M. [E] [I] est en droit de prétendre au paiement de la somme de 1.229,06 euros à titre d’indemnité légale de licenciement.
En application des dispositions de l’article L.1235-3 telles qu’issues de l’ordonnance n° 2017-1387 du 22 septembre 2017 tenant compte du montant de la rémunération de M. [E] [I] (3.277,49 euros en moyenne) et de son ancienneté en années complètes (1 année), dans une entreprise comptant au moins onze salariés, la cour retient que l’indemnité à même de réparer intégralement le préjudice de M. [E] [I] doit être évaluée à la somme de 3.277,49 euros correspondant à l’équivalent d’un mois de salaire brut.
Il sera ordonné la remise des documents sociaux rectifiés conformément à la présente décision sans qu’il y ait lieu de prononcer une astreinte.

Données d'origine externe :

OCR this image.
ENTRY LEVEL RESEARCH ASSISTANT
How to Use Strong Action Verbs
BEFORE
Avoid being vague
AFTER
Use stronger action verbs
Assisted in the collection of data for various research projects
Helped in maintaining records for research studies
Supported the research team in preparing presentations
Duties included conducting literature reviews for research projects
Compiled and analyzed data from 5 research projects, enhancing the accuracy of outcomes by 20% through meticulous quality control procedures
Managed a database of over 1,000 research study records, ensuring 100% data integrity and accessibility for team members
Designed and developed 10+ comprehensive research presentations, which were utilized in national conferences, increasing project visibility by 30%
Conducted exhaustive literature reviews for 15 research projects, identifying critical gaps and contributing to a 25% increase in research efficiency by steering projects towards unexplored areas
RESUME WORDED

L’équité ne commande pas de faire application des dispositions de l’article 700 du code de procédure civile en l’espèce.
PAR CES MOTIFS
LA COUR,
Par arrêt réputé contradictoire, rendu publiquement en dernier ressort
Confirme le jugement déféré en ce qu’il a débouté M. [E] [I] de ses demandes tendant au paiement de dommages et intérêts pour défaut de visite médicale, manquement à l’obligation de sécurité et tendant au paiement des salaires échus du 2 décembre 2022 au 16 mais 2023,
Réforme le jugement pour le surplus et statuant à nouveau,
Dit que M. [E] [I] doit recevoir la classification échelon II niveau 2 , pour une rémunération mensuelle brute de base de 1.759,37 euros,
Dit que M. [E] [I] a fait l’objet d’un licenciement sans cause réelle et sérieuse à effet au 1er décembre 2022,
Fixe ainsi que suit la créance de M. [E] [I] :
— 26.584,72 euros bruts à titre de rappels de salaires depuis le 1er août 2021, jusqu’au 1er décembre 2022, dont il conviendra de déduire la somme de 10.644,54 euros nets déjà versés,
— 2.658,47 euros bruts à titre d’indemnité de congés payés y afférents,
— 18.735,29 euros bruts à titre de rappel d’heures supplémentaires du 1er août 2021 au 10 septembre 2022, ainsi que 1.873,53 euros bruts à titre de congés payés y afférents,
— 6.129,56 euros bruts à titre de rappel de repos compensateur au titre du dépassement du contingent, ainsi que 612,26 euros bruts à titre de congés payés y afférents,
— 19.664,96 euros d’indemnité forfaitaire pour travail dissimulé,
— 3.000,00 euros à titre de dommages et intérêts pour violation du droit au repos et des durées maximales de travail,
— 3.277,49 euros bruts à titre d’indemnité de préavis, ainsi que 327,75 euros bruts à titre d’indemnité de congés payés y afférents,
— 1.229,06 euros à titre d’indemnité légale de licenciement,
— 3.277,49 euros d’indemnité pour licenciement sans cause réelle et sérieuse,
Dit que ces sommes seront inscrites par le mandataire liquidateur sur l’état des créances de la procédure collective ouverte à l’encontre de la SAS [1],
Dit qu’en application des articles L 622-28 et L 641-3 du code de commerce, le jugement d’ouverture de la procédure collective arrête définitivement à sa date le cours des intérêts au taux légal des créances salariales nées antérieurement,
Ordonne la remise de documents de fin de contrat (certificat de travail, attestation France travail, solde de tout compte) rectifiés conformément à la présente décision, dit n’y avoir lieu de prononcer une astreinte,
Dit que les dépens seront considérés comme frais privilégiés dans le cadre de la procédure collective.
Dit n’y avoir lieu de faire application des dispositions de l’article 700 du code de procédure civile.
Arrêt signé par le président et par le greffier.